NEW DELHI: Even as debates rage on regarding film and television content with the government admitting complaints regarding vulgar advertisements on TV are received regularly and addressed, Ministry of Information and Broadcasting (MIB) has said there’s no move yet to regulate TV content via an existing body.
Dwelling on the Central Board of Film Certification (CBFC), its recent run-ins with films producers on alleged censorships and a proposed restructuring of the certification body, Minister of State for MIB Rajyavardhan Rathore has said government doesn’t propose to regulate TV content via CBFC.
Rathore made these observations regarding CBFC and TV content regulation in Parliament last week
Holding forth on CBFC, the minister admitted that a restructuring report by the Shyam Benegal Committee was “under examination”, but added the government had not received any formal complaint/representation from the Indian film industry regarding the functioning of CBFC.
Rathore told Lok Sabha (Lower House of Parliament) late last week that differences in opinion relating to certification of individual films do exist between the producers and the Board. Such cases are dealt with in accordance with the provisions of the Cinematograph Act 1952, he added.
The existing system under the Cinematograph Act, 1952 provides the requisite checks and balances as far as certification of films is concerned. Periodical reviews by expert committees are undertaken. Sufficient provisions for addressing grievances of film producers with regard to film certification exist in present regulations, the junior MIB minister informed fellow parliamentarians.
A review committee under noted film-maker Shyam Benegal was constituted by MIB some time back. The committee has given its report suggesting some radical changes in the CBFC’s functioning and role.
Complaints regarding vulgarity in TV ads
A total of 49 complaints – four in 2016 – for vulgarity in advertisements on television channels were reported to MIB since 2013.
In most cases, advisories were issued to TV channels concerned, but there were a few cases where the channels had to run apology scrolls or were forced to shut down for a fixed period.
There were also two instances of advisories to all channels in these years.
According to figures available with MIB, there were 26 complaints in 2013, nine in 2014, eleven in 2015 and four so far this year.
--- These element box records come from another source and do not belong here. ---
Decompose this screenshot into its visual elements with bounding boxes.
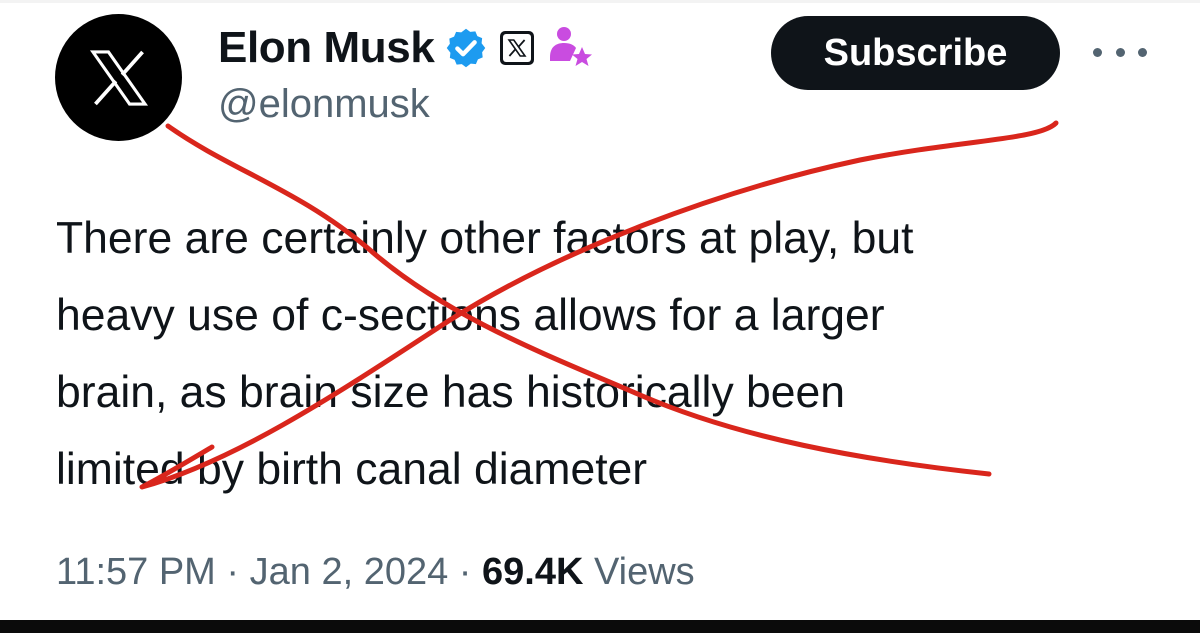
x-logo-small-icon <box>507 39 527 57</box>
tweet-time[interactable]: 11:57 PM <box>56 551 216 593</box>
more-dot <box>1093 47 1102 57</box>
more-options-icon[interactable] <box>1093 38 1147 66</box>
more-dot <box>1115 47 1125 57</box>
tweet-meta: 11:57 PM · Jan 2, 2024 · 69.4K Views <box>56 551 695 594</box>
verified-badge-icon[interactable] <box>444 26 488 70</box>
affiliate-badge[interactable] <box>500 31 535 65</box>
tweet-line: brain, as brain size has historically be… <box>56 368 846 417</box>
top-edge <box>0 0 1200 3</box>
tweet-date[interactable]: Jan 2, 2024 <box>250 551 449 593</box>
meta-separator: · <box>215 551 250 593</box>
bottom-edge <box>0 620 1200 633</box>
meta-separator: · <box>448 551 483 593</box>
affiliate-badge-inner <box>503 34 532 62</box>
tweet-screenshot: Elon Musk @elonmusk Subscribe There are … <box>0 0 1200 633</box>
x-logo-icon <box>89 49 148 106</box>
tweet-line: limited by birth canal diameter <box>56 445 648 494</box>
tweet-line: There are certainly other factors at pla… <box>56 214 914 263</box>
subscriber-star-icon[interactable] <box>546 23 596 73</box>
tweet-line: heavy use of c-sections allows for a lar… <box>56 291 885 340</box>
author-name-row: Elon Musk <box>218 18 596 78</box>
more-dot <box>1138 47 1147 57</box>
avatar[interactable] <box>55 14 182 141</box>
views-count[interactable]: 69.4K <box>482 551 583 593</box>
author-handle[interactable]: @elonmusk <box>218 82 430 127</box>
display-name[interactable]: Elon Musk <box>218 23 435 73</box>
subscribe-button[interactable]: Subscribe <box>771 16 1060 90</box>
tweet-text: There are certainly other factors at pla… <box>56 200 1166 508</box>
views-label[interactable]: Views <box>583 551 695 593</box>
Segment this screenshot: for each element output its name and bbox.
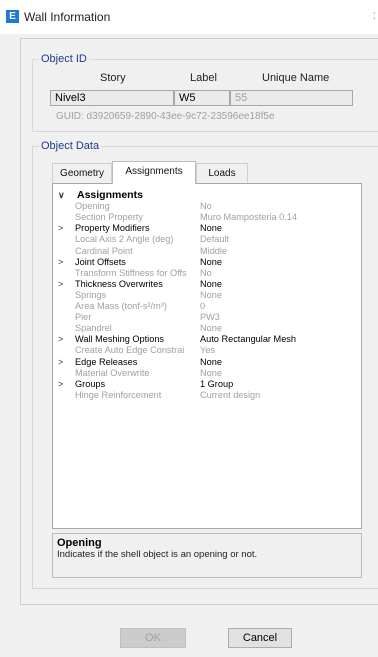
property-name: Opening [75, 201, 110, 212]
tab-geometry[interactable]: Geometry [52, 163, 112, 183]
property-name: Thickness Overwrites [75, 278, 163, 289]
property-name: Create Auto Edge Constrai [75, 345, 185, 356]
property-value: None [200, 256, 222, 267]
guid-text: GUID: d3920659-2890-43ee-9c72-23596ee18f… [56, 111, 275, 122]
property-value: None [200, 223, 222, 234]
expand-chevron-icon[interactable]: > [58, 334, 63, 345]
property-row[interactable]: Opening No [53, 201, 361, 212]
property-row[interactable]: > Thickness Overwrites None [53, 279, 361, 290]
unique-name-header: Unique Name [262, 72, 330, 84]
property-value: Yes [200, 345, 215, 356]
collapse-chevron-icon[interactable]: ∨ [58, 190, 65, 201]
expand-chevron-icon[interactable]: > [58, 257, 63, 268]
property-row[interactable]: Pier PW3 [53, 312, 361, 323]
property-value: None [200, 367, 222, 378]
property-name: Groups [75, 378, 106, 389]
tab-assignments[interactable]: Assignments [112, 161, 196, 184]
property-name: Edge Releases [75, 356, 138, 367]
category-row-assignments[interactable]: ∨ Assignments [53, 190, 361, 201]
property-row[interactable]: > Joint Offsets None [53, 257, 361, 268]
property-name: Section Property [75, 212, 143, 223]
property-name: Hinge Reinforcement [75, 389, 162, 400]
property-row[interactable]: Create Auto Edge Constrai Yes [53, 345, 361, 356]
expand-chevron-icon[interactable]: > [58, 379, 63, 390]
story-field: Nivel3 [50, 90, 174, 106]
property-value: No [200, 201, 212, 212]
object-id-title: Object ID [39, 53, 89, 65]
property-value: None [200, 356, 222, 367]
property-value: Muro Mamposteria 0.14 [200, 212, 298, 223]
property-value: None [200, 323, 222, 334]
label-field: W5 [174, 90, 230, 106]
property-value: Default [200, 234, 230, 245]
property-row[interactable]: Section Property Muro Mamposteria 0.14 [53, 212, 361, 223]
title-bar: E Wall Information : [0, 0, 378, 34]
property-value: 1 Group [200, 378, 234, 389]
property-name: Spandrel [75, 323, 112, 334]
tab-loads[interactable]: Loads [196, 163, 248, 183]
window-title: Wall Information [24, 10, 111, 24]
label-header: Label [190, 72, 217, 84]
property-row[interactable]: Material Overwrite None [53, 368, 361, 379]
property-name: Pier [75, 312, 92, 323]
property-name: Local Axis 2 Angle (deg) [75, 234, 174, 245]
property-row[interactable]: Area Mass (tonf-s²/m³) 0 [53, 301, 361, 312]
property-row[interactable]: Cardinal Point Middle [53, 246, 361, 257]
property-value: PW3 [200, 312, 220, 323]
property-name: Area Mass (tonf-s²/m³) [75, 301, 167, 311]
property-row[interactable]: Spandrel None [53, 323, 361, 334]
property-row[interactable]: Local Axis 2 Angle (deg) Default [53, 234, 361, 245]
description-title: Opening [57, 537, 102, 549]
property-value: 0 [200, 301, 206, 311]
property-row[interactable]: > Edge Releases None [53, 357, 361, 368]
app-icon: E [6, 10, 19, 23]
property-name: Material Overwrite [75, 367, 150, 378]
property-name: Springs [75, 289, 107, 300]
property-row[interactable]: > Wall Meshing Options Auto Rectangular Me… [53, 334, 361, 345]
property-value: None [200, 278, 222, 289]
object-data-title: Object Data [39, 140, 102, 152]
property-name: Cardinal Point [75, 245, 133, 256]
unique-name-field: 55 [230, 90, 353, 106]
property-name: Transform Stiffness for Offs [75, 267, 187, 278]
description-panel: Opening Indicates if the shell object is… [52, 533, 362, 578]
ok-button[interactable]: OK [120, 628, 186, 648]
property-value: Current design [200, 389, 261, 400]
property-row[interactable]: > Property Modifiers None [53, 223, 361, 234]
cancel-button[interactable]: Cancel [228, 628, 292, 648]
property-row[interactable]: Springs None [53, 290, 361, 301]
property-value: Middle [200, 245, 228, 256]
close-icon[interactable]: : [373, 8, 376, 22]
property-value: Auto Rectangular Mesh [200, 334, 297, 345]
expand-chevron-icon[interactable]: > [58, 279, 63, 290]
property-name: Wall Meshing Options [75, 334, 165, 345]
property-name: Joint Offsets [75, 256, 126, 267]
property-value: No [200, 267, 212, 278]
property-row[interactable]: Hinge Reinforcement Current design [53, 390, 361, 401]
property-name: Assignments [77, 190, 143, 201]
description-text: Indicates if the shell object is an open… [57, 549, 258, 560]
expand-chevron-icon[interactable]: > [58, 357, 63, 368]
property-name: Property Modifiers [75, 223, 150, 234]
expand-chevron-icon[interactable]: > [58, 223, 63, 234]
property-row[interactable]: > Groups 1 Group [53, 379, 361, 390]
property-value: None [200, 289, 222, 300]
property-row[interactable]: Transform Stiffness for Offs No [53, 268, 361, 279]
story-header: Story [100, 72, 126, 84]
Only Manoranjan TV, FTV, and NTV have figured thrice in these years for broadcast of vulgarity in advertisements.
Under existing regulatory framework, all programmes and advertisements telecast on TV channels and transmitted/retransmitted through cable TV networks and DTH platforms are required to adhere to the Programme and Advertising Codes prescribed under the Cable TV Networks (Regulation) Act, 1995.
Action is taken suo-motu as well as when violations are brought to the notice of the ministry.
These codes contain a whole range of parameters to regulate programmes and advertisements, including provisions to address content of obscenity, vulgarity and violence in TV programmes and advertisements.
Information from the Electronic Media Monitoring Centre (EMMC) and other sources like an Inter-Ministerial Committee (IMC) are collated on prima facie violation of the Programme and Advertising Codes for the MIB to pursue the matter.
Government said directions to the States have been issued to set up district-level and State-level monitoring committees to monitor content telecast on cable TV channels. These are recommendatory bodies, which function to aid and assist MIB.